¡Que Golazo!
After the game I told Tim that he’s assisted on 100% of my goals since I joined the team.
I’ve scored twice total. Stats don’t exactly lie, they just don’t always tell the whole story.
I liked this goal, though. We got a rare defensive stop and suddenly we were launching a 3v2 counterattack. Tim had the ball on the left side. Tim is a high-IQ, low mistake player who is also fitness goals. He’s the one teammate who has completed a 1-2 give and go pass to me because he always knows the right play.
As he took the ball down the left side, I made a run to the right far post, which is where I usually go to try to poach a tap-in but our teammate Juan made that run instead.

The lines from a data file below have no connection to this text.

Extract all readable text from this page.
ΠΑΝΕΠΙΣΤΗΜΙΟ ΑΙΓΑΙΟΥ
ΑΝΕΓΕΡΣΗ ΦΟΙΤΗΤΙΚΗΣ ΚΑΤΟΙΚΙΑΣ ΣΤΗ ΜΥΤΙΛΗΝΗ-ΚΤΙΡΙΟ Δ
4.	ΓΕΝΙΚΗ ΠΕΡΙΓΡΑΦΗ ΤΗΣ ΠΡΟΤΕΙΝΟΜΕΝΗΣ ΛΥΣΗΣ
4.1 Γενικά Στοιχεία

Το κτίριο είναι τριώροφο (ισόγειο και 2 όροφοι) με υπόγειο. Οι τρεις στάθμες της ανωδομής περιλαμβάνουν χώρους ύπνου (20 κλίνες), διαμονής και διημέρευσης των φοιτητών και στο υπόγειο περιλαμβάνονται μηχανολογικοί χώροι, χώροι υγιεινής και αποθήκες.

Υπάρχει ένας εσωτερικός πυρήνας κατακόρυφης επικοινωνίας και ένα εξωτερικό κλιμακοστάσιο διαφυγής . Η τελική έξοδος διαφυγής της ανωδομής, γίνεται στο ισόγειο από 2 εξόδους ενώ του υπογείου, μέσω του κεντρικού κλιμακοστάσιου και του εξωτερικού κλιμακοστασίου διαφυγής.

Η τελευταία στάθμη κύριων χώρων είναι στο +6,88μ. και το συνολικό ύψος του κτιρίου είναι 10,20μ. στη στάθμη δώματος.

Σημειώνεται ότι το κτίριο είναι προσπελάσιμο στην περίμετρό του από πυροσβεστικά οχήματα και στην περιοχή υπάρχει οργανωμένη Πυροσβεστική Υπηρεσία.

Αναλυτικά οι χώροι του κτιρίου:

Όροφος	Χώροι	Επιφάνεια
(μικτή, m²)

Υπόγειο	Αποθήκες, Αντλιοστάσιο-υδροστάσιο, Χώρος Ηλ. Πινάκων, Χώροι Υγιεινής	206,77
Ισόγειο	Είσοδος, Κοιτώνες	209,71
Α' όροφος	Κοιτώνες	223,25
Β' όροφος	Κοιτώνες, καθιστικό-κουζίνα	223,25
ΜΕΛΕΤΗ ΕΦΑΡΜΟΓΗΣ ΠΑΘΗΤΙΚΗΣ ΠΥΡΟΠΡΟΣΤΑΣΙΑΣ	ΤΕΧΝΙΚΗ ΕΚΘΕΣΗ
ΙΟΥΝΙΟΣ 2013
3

I decided to adjust my run, backpedaling to the top of the box to convert my far post run to a trailing run. Tim popped his head up and fed me a ball as the two defenders were drifting toward the goal. I received the pass calmly with my right foot—I gotta say despite everything I can’t do as a soccer player, I CAN receive a ball cleanly without turning it into a 50-50 ball. The fanatic and messianic way I taught my players, over 10 years as a coach, to be excellent two-touch players remains in my muscle memory. As I received the ball, I made sure to touch it lightly to my left foot. Our opponents were scrappy and high-effort and I knew the window to score would close quickly. But I think they didn’t expect me to shoot left. The overwhelming majority of American soccer players not only are right footed but also have trouble trusting their left. I used to coach my players that even a poor left footed shot has a chance to go in because the defender will always overplay your right at least one time. So just hit it even if it feels less clean.

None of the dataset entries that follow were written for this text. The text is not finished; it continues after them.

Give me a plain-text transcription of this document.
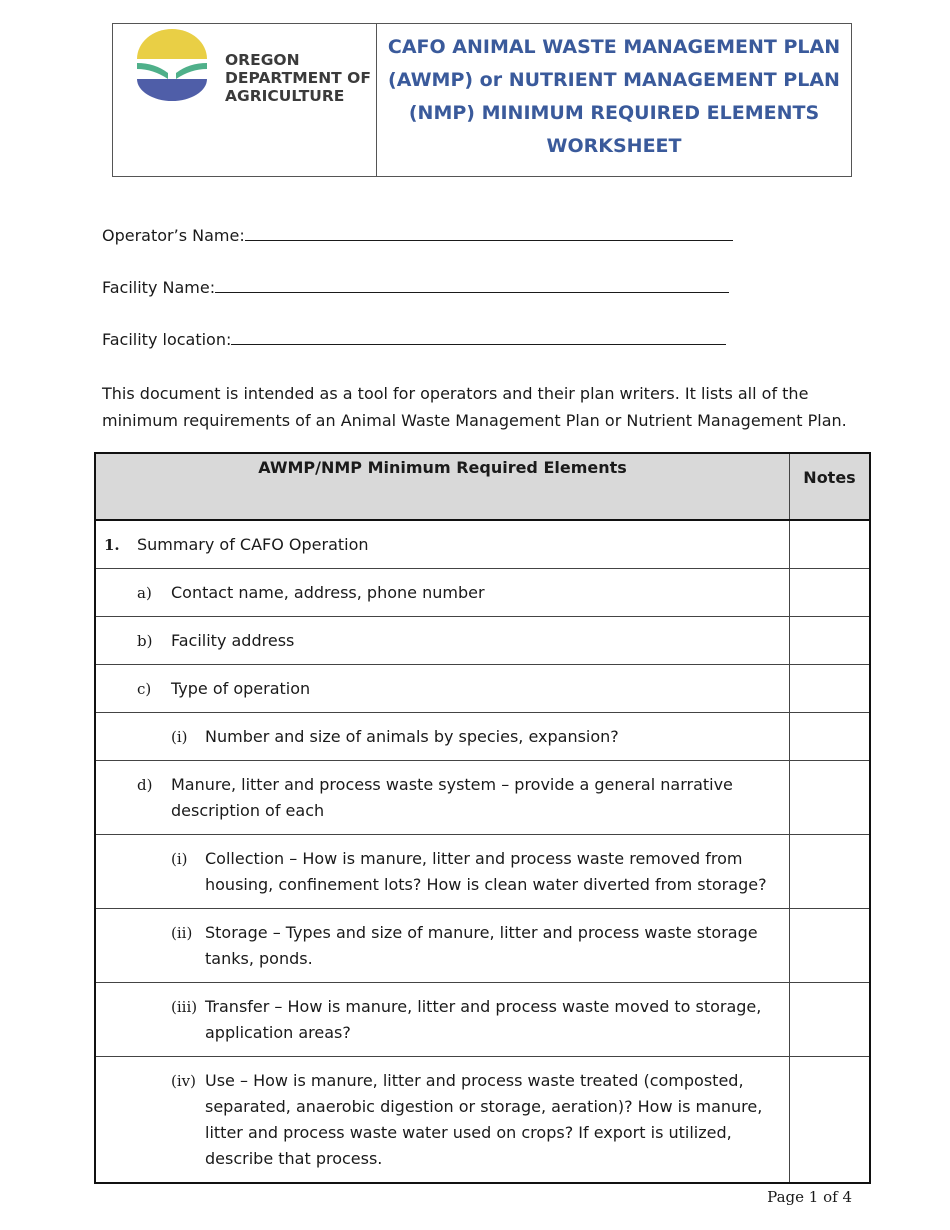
OREGON
DEPARTMENT OF
AGRICULTURE
CAFO ANIMAL WASTE MANAGEMENT PLAN
(AWMP) or NUTRIENT MANAGEMENT PLAN
(NMP) MINIMUM REQUIRED ELEMENTS
WORKSHEET
Operator’s Name:
Facility Name:
Facility location:
This document is intended as a tool for operators and their plan writers. It lists all of the minimum requirements of an Animal Waste Management Plan or Nutrient Management Plan.
AWMP/NMP Minimum Required Elements	Notes

1. Summary of CAFO Operation	

a) Contact name, address, phone number	

b) Facility address	

c) Type of operation	

(i) Number and size of animals by species, expansion?	

d) Manure, litter and process waste system – provide a general narrative description of each	

(i) Collection – How is manure, litter and process waste removed from housing, confinement lots? How is clean water diverted from storage?	

(ii) Storage – Types and size of manure, litter and process waste storage tanks, ponds.	

(iii) Transfer – How is manure, litter and process waste moved to storage, application areas?	

(iv) Use – How is manure, litter and process waste treated (composted, separated, anaerobic digestion or storage, aeration)? How is manure, litter and process waste water used on crops? If export is utilized, describe that process.	

Page 1 of 4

In my case, as a middle school aged player, I knew I didn’t have the ball handling skills or my teammates, nor did I have a great nose for the goal. So I worked on my left foot. Sometimes it was kicking a ball against the garage door, much to my neighbors’ chagrin, using only my left. Sometimes I would walk around the house carrying a ball and dropping it onto my left foot to see how softly I could bring it down.

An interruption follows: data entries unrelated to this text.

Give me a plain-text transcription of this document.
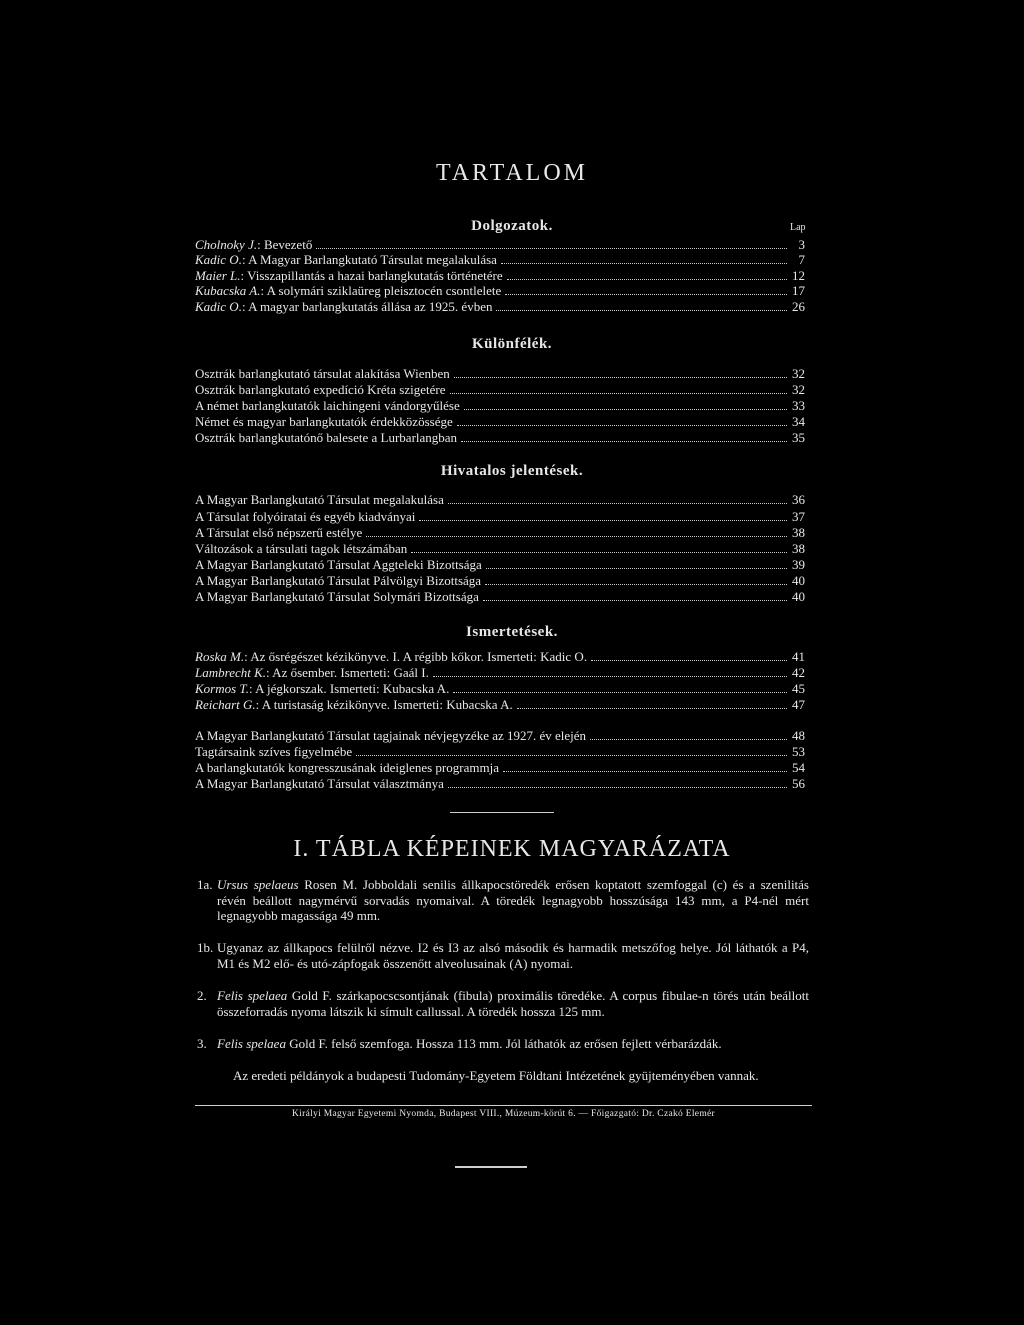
TARTALOM
Dolgozatok.	Lap
Cholnoky J. : Bevezető	3
Kadic O. : A Magyar Barlangkutató Társulat megalakulása	7
Maier L. : Visszapillantás a hazai barlangkutatás történetére	12
Kubacska A. : A solymári sziklaüreg pleisztocén csontlelete	17
Kadic O. : A magyar barlangkutatás állása az 1925. évben	26
Különfélék.
Osztrák barlangkutató társulat alakítása Wienben	32
Osztrák barlangkutató expedíció Kréta szigetére	32
A német barlangkutatók laichingeni vándorgyűlése	33
Német és magyar barlangkutatók érdekközössége	34
Osztrák barlangkutatónő balesete a Lurbarlangban	35
Hivatalos jelentések.
A Magyar Barlangkutató Társulat megalakulása	36
A Társulat folyóiratai és egyéb kiadványai	37
A Társulat első népszerű estélye	38
Változások a társulati tagok létszámában	38
A Magyar Barlangkutató Társulat Aggteleki Bizottsága	39
A Magyar Barlangkutató Társulat Pálvölgyi Bizottsága	40
A Magyar Barlangkutató Társulat Solymári Bizottsága	40
Ismertetések.
Roska M. : Az ősrégészet kézikönyve. I. A régibb kőkor. Ismerteti: Kadic O.	41
Lambrecht K. : Az ősember. Ismerteti: Gaál I.	42
Kormos T. : A jégkorszak. Ismerteti: Kubacska A.	45
Reichart G. : A turistaság kézikönyve. Ismerteti: Kubacska A.	47
A Magyar Barlangkutató Társulat tagjainak névjegyzéke az 1927. év elején	48
Tagtársaink szíves figyelmébe	53
A barlangkutatók kongresszusának ideiglenes programmja	54
A Magyar Barlangkutató Társulat választmánya	56
I. TÁBLA KÉPEINEK MAGYARÁZATA
1a. Ursus spelaeus Rosen M. Jobboldali senilis állkapocstöredék erősen koptatott szemfoggal (c) és a szenilitás révén beállott nagymérvű sorvadás nyomaival. A töredék legnagyobb hosszúsága 143 mm, a P4-nél mért legnagyobb magassága 49 mm.
1b. Ugyanaz az állkapocs felülről nézve. I2 és I3 az alsó második és harmadik metszőfog helye. Jól láthatók a P4, M1 és M2 elő- és utó-zápfogak összenőtt alveolusainak (A) nyomai.
2. Felis spelaea Gold F. szárkapocscsontjának (fibula) proximális töredéke. A corpus fibulae-n törés után beállott összeforradás nyoma látszik ki símult callussal. A töredék hossza 125 mm.
3. Felis spelaea Gold F. felső szemfoga. Hossza 113 mm. Jól láthatók az erősen fejlett vérbarázdák.
Az eredeti példányok a budapesti Tudomány-Egyetem Földtani Intézetének gyüjteményében vannak.
Királyi Magyar Egyetemi Nyomda, Budapest VIII., Múzeum-körút 6. — Főigazgató: Dr. Czakó Elemér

When I played for the Montbello Hurricanes, coach Bennie knew I would do three things, if nothing else. One, I would run HARD. Effort was never a problem for me. Once he even subbed me into a game, reasoning maybe only to himself that “very least you’ll run.” We must have been down 0-4 or something. The second was that I would defend like a maniac. Again, through a lack of skills, I could at least make the opponent FEEL me. I learned that sometimes it was worth getting a foul or even a yellow card if it meant my opponent would re-think targeting me defensively. And third, I had that left foot. I think my foot actually became my dominant foot as a young player. I was effectively at penalty kicks because I would line up straight behind the ball, sometimes not even deciding which foot to use until just before striking it. I also took corner kicks, and I even got cute with it, blatantly striking the ball with the outside of my left foot (I swear I was about to score an Olímpico and didn’t need BJ, my teammate to put his big head on it).
I sometimes miss those days when I would just do silly stuff because it felt like I was doing it my way. I’m sure my PKs and corner kicks looked silly and unserious but they worked. For me.
Muscle memory took over. After tapping the ball to my left foot I struck immediately with the inside of my foot—laces are for power, inside of foot for placement—against a hopelessly immobile goalkeeper—and felt a wash of calm as the ball hit the back of the net, just under the crossbar.
I take a page out of the Barry Sanders book of scoring. Just jogged back matter of factly, accepted a high five and pointed at Tim as if to say “you get me, sir.” Plus we were still down by 3 goals. We would fall, 9-16. If that sounds like an NFL score it’s because it’s 5v5 (4 field players and a goalkeeper) so lots and lots of goals get scored.
I am a very anxious person. My brain never shuts off and I get in my own head daily. It’s why I have to keep playing soccer. It’s my only chance to get out of my head. I’m not always successful at being fully present in a game and sometimes I defeat myself even before my opponent gets a chance. But I was thinking of that goal all night and woke up today replaying it. A good feeling.
May we all be as present with our loved ones, whether family, adopted family, friends, as I was when I scored that goal. In these times it’s so hard to feel present, knowing how many dangers and threats are out there, and how many people have seen their lives change for the worse in 2025. But we will never get out of this if we can’t be present. Are we seeing the open spaces and are we adjusting our runs to get into those spaces? Are we trusting ourselves to receive that pass cleanly and finish the play? Are we letting the Tims in our lives to see us and to connect with us on an opportunity to score and cut into our opponent’s lead?
Most importantly, are letting ourselves feel joy at our success even if we’re still down 3 goals?
I guess that’s my message this holiday season.